Joey Lopez: What's my Visual Design Process? tBR Person of the Week
Hello, toy people! My name is Joey Lopez, and I’m a design manager at Educational Insights. This medium-sized toy company has some deep history, the kind you have to respect as well as live up to—and I feel it is my duty to do all I can to help keep this brand’s standards wildly high.
My design process starts with gathering information, inspiration, a little market research, but mostly—a lot of visuals. I think about what’s out there, what was done 100 years ago that isn’t around anymore, what I WISH the toys I had as a kid COULD do but didn’t. Oh yeah, and how to keep it under budget—but that isn’t always the end of an idea.
So, a budget isn’t always a hindrance. Sometimes that small budget means it’s time to get crafty within the means of what you have—that’s how I went about ideating our reversible packaging for the Bolt Buddies line. We looked at the bigger plastic playsets at higher price points, how we could do this more economically, both for the environment and while still being accessible to little builders. We considered including recyclable cardboard playset pieces, but that meant more waste and the package would still be tossed. Recently we experimented with custom die-cuts for inner parts of our packaging—the flaps and pack-out pieces, like in our Artie 3000™ packaging, where there are little Easter eggs and flaps that have some important messaging. So, we thought, let’s do extensions of the cardboard—and then we realized, there’s a whole other side of the cardboard we’ve ignored. Let’s make the playset—the inside of the packaging! Testing the waters and pushing those limits brought on small victories—and little details that only some people will enjoy—that didn’t cost much more in manufacturing costs.
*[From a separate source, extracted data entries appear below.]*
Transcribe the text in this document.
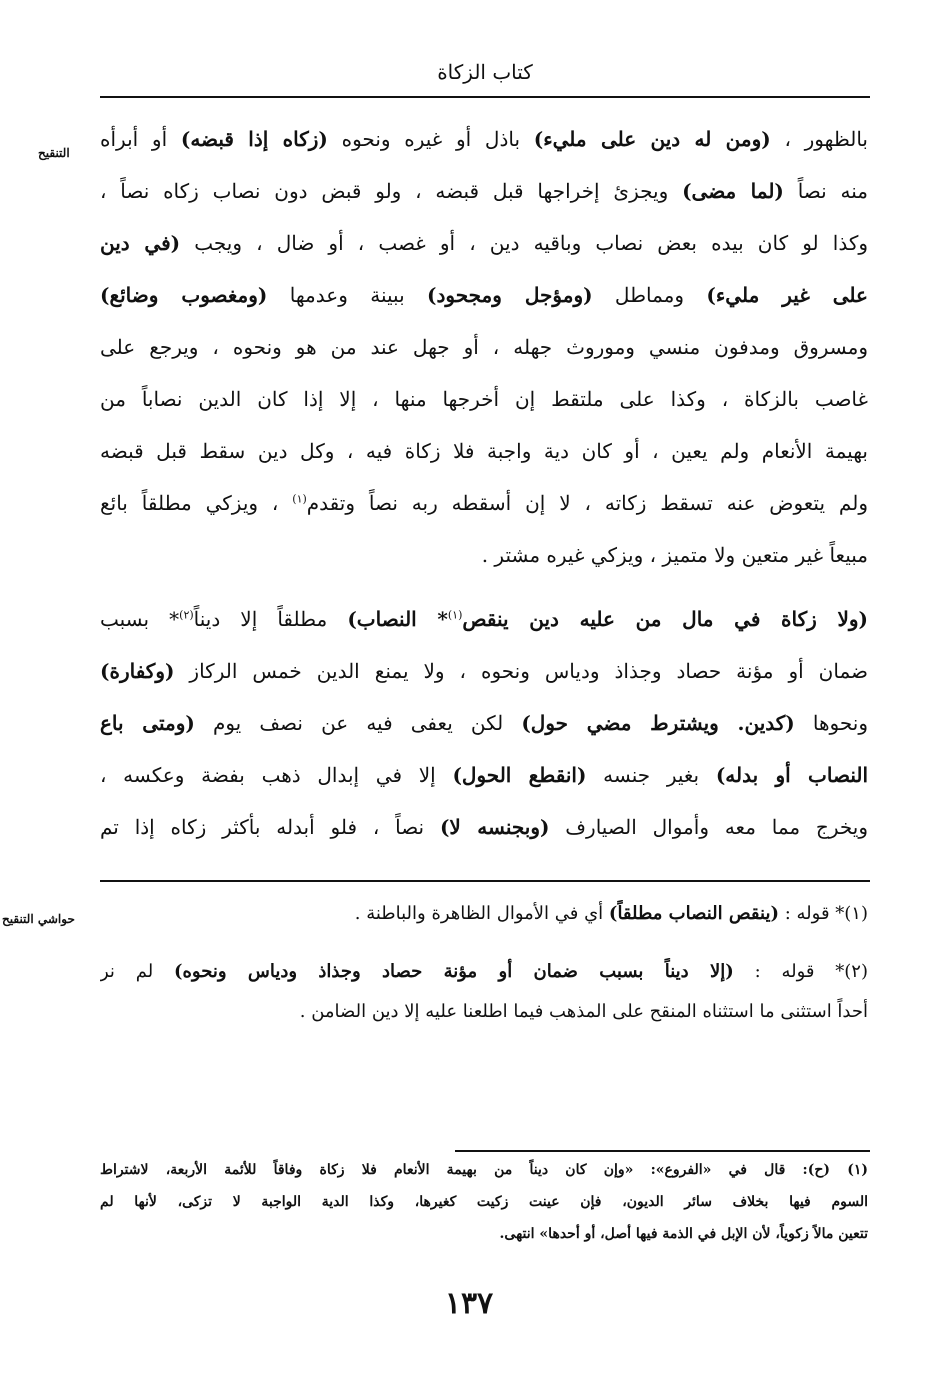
كتاب الزكاة
التنقيح
بالظهور ، (ومن له دين على مليء) باذل أو غيره ونحوه (زكاه إذا قبضه) أو أبرأه
منه نصاً (لما مضى) ويجزئ إخراجها قبل قبضه ، ولو قبض دون نصاب زكاه نصاً ،
وكذا لو كان بيده بعض نصاب وباقيه دين ، أو غصب ، أو ضال ، ويجب (في دين
على غير مليء) ومماطل (ومؤجل ومجحود) ببينة وعدمها (ومغصوب وضائع)
ومسروق ومدفون منسي وموروث جهله ، أو جهل عند من هو ونحوه ، ويرجع على
غاصب بالزكاة ، وكذا على ملتقط إن أخرجها منها ، إلا إذا كان الدين نصاباً من
بهيمة الأنعام ولم يعين ، أو كان دية واجبة فلا زكاة فيه ، وكل دين سقط قبل قبضه
ولم يتعوض عنه تسقط زكاته ، لا إن أسقطه ربه نصاً وتقدم$^{(١)}$ ، ويزكي مطلقاً بائع
مبيعاً غير متعين ولا متميز ، ويزكي غيره مشتر .
(ولا زكاة في مال من عليه دين ينقص$^{(١)}$* النصاب) مطلقاً إلا ديناً$^{(٢)}$* بسبب
ضمان أو مؤنة حصاد وجذاذ ودياس ونحوه ، ولا يمنع الدين خمس الركاز (وكفارة)
ونحوها (كدين. ويشترط مضي حول) لكن يعفى فيه عن نصف يوم (ومتى باع
النصاب أو بدله) بغير جنسه (انقطع الحول) إلا في إبدال ذهب بفضة وعكسه ،
ويخرج مما معه وأموال الصيارف (وبجنسه لا) نصاً ، فلو أبدله بأكثر زكاه إذا تم
حواشي التنقيح	(١)* قوله : (ينقص النصاب مطلقاً) أي في الأموال الظاهرة والباطنة .
(٢)* قوله : (إلا ديناً بسبب ضمان أو مؤنة حصاد وجذاذ ودياس ونحوه) لم نر
أحداً استثنى ما استثناه المنقح على المذهب فيما اطلعنا عليه إلا دين الضامن .
(١) (ح): قال في «الفروع»: «وإن كان ديناً من بهيمة الأنعام فلا زكاة وفاقاً للأئمة الأربعة، لاشتراط
السوم فيها بخلاف سائر الديون، فإن عينت زكيت كغيرها، وكذا الدية الواجبة لا تزكى، لأنها لم
تتعين مالاً زكوياً، لأن الإبل في الذمة فيها أصل، أو أحدها» انتهى.
١٣٧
Next, I figure out HOW to design that inside-out playset dieline with ramps and buildings. Cue the montage—I brainstorm! Get all the bad ideas out of my head and onto paper, or pixels. It’s not just a box to a child’s imagination; it could be a pirate ship, or a building, or a rocket launch tower. By looking at existing fold-up packaging and attempting to create fun structures that kids can use with the main toy, we folded up dozens of shapes over several brainstorm sessions. Our goal was to make something the child would want to keep, extending the life of the packaging. For the Rocket’s packaging, the playset follows a rocket launch storyline, starting with the control center, then progressing to the launch tower, and finally landing on the moon! We wanted those ideas to become reality, so we could play to our team’s strengths. Our wonderful illustrators and designers and I came up with solutions like investing in new software to design dielines and visualize our packaging in 3-D.
That innovation led us to push our limits again with our Circuit Explorer line of toys (for which Liesl Kadile and I have been nominated TAGIE Art and Visuals of the Year—vote for us!). With these electronic building block toy sets, we wanted it to feel accessible and top-shelf, but at a below premium price. I took our CAD and created step-by-step visuals, building up the toy in rendered form, no schematics, no line art. It took some late nights and building out a render farm with 10-year-old computers that our amazing IT staff helped set up and maintain. Taking the time to figure it out had the added benefit of new capabilities for our next projects (Bolt Buddies series 2 coming soon!).
We start with the premise that this box, this instruction guide, this toy, this experience could stay with a child for the rest of their life. We aim to respect that and make it a happy memory.